Real quick, with a show of hands, who hasn’t skied some untracked freshies yet? Just as I suspected, nearly all of you have taken advantage of this sloppy-wet slap of Pacific moisture that has left huge snow deposits at the higher elevations. The satellites showed a classic pineapple express: Mother Nature set-up her hydraulic cannon near Hawaii and just blasted central California. Despite the shifty temps at lake level, the added snow pack on our backyard peaks was not the only early holiday gift to be thankful for this December.
At around 10:30 pm on Monday the 20th, the earth began to pass between the sun and the moon working towards a total lunar eclipse which displayed a visually stunning, transformative cycle. Although lunar eclipses are not uncommon (there have been three others in the last ten years), this particular one was special for several reasons.
First off, lets put this eclipse into a regional context. There we were on the tail-end of a monster winter storm that obscured the sun by day and blotted out the moon and stars at night. All day on the 20th I was skiing in a snow globe, happy as can be, and hoping for another shake-up that night. Then comes the knowledge of this celestial event. This put me in the precarious position of actually wanting the storm to break just so I could get a peak at what’s happening beyond the confines of planet earth.

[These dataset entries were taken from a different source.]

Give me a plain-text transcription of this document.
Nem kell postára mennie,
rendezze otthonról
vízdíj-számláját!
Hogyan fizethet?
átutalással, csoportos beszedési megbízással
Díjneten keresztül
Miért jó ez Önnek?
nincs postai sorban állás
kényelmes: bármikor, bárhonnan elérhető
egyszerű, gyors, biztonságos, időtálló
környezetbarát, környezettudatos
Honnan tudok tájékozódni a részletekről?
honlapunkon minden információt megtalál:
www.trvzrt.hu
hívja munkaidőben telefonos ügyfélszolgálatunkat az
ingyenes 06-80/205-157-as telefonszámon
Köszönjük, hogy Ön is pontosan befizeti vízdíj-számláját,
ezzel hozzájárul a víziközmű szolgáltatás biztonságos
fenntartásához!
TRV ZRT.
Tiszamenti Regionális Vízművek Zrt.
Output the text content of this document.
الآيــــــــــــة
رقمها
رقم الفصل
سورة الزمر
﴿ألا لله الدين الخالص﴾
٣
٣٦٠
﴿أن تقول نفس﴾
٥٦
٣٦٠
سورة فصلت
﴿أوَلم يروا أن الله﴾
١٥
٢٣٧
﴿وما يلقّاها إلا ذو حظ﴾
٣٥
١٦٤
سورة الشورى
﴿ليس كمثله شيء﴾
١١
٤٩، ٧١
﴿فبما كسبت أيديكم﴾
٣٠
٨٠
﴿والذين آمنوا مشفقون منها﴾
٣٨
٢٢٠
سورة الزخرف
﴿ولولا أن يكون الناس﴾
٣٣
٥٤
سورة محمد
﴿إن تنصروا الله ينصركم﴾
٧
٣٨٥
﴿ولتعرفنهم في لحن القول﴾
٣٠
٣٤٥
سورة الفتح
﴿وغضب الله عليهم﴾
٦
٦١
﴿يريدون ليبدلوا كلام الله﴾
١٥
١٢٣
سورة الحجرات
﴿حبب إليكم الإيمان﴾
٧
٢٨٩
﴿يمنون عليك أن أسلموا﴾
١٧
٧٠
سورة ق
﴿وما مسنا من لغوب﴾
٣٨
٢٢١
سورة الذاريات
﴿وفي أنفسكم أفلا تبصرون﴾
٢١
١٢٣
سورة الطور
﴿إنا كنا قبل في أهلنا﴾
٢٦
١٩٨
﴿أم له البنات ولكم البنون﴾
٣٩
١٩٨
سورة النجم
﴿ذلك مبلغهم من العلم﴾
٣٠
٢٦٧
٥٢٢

Having made up my mind about what I wanted the weather to do that night, I went out to see if the clouds were going to cooperate. To my amazement, I looked up and saw the full moon shining crisply on clear black skys. All right!, I thought. Yet, with a few hours still remaining before the overture would begin, I tried to reign in my anticipation.
As a means to kill some time I started reading up on eclipses at NASA’s website. I didn’t know how long the event would last and was delighted to find out that it would carry on for over three hours. That meant that the eclipse would begin on the eve of the solstice and end on the solstice itself.
I know that might not sound that exciting, so let me try and put it another way. Right when the northern hemisphere of planet earth is leaning as far as possible away from the suns warm embrace, the moon has come to the fullest point in its cycle. Just at that moment, the sun, the earth and the moon line-up in such a way that the earth blocks all direct sunlight from reaching the surface of the moon. Pretty cool, right?
The next obvious question that came to mind was: how common is a winter solstice eclipse? Well, in a NASA press release, Geoff Chester of the US Naval Observatory stated that this alignment has only occurred one other time since the year 1 AD. That’s as far back as any one I could find has looked. The most recent event was in 1638. “Fortunately we won’t have to wait 372 years for the next one” says Chester. “That will be on 2094 DEC 21.” Make a note of it people – at least for the kids…
Just after 10:30pm the earth’s shadow bit into the lower portion of the moon. It was just a greasy-looking smudge at first, but its growth was noticeable. Before long, the watery star had waned as a dark radius ate halfway through and eventually consumed the luminescent orb. Far from detracting from the display, the passage of wispy clouds added undulating halos, refractions and other distortions of light for the viewer to enjoy. When the eclipse became complete, a Martian-red cloak was cast over our satellite presenting an unfamiliar lunar hue. Half the cycle was complete. The process would now repeat itself in reverse.
That was enough for me. I went to bed that night knowing that I’d seen a rarity. Not just an eclipse, but a culmination of large scale natural displays that demanded attention and awe. The natural world is always out there at the edge of human development, but this week it came knocking at the front door.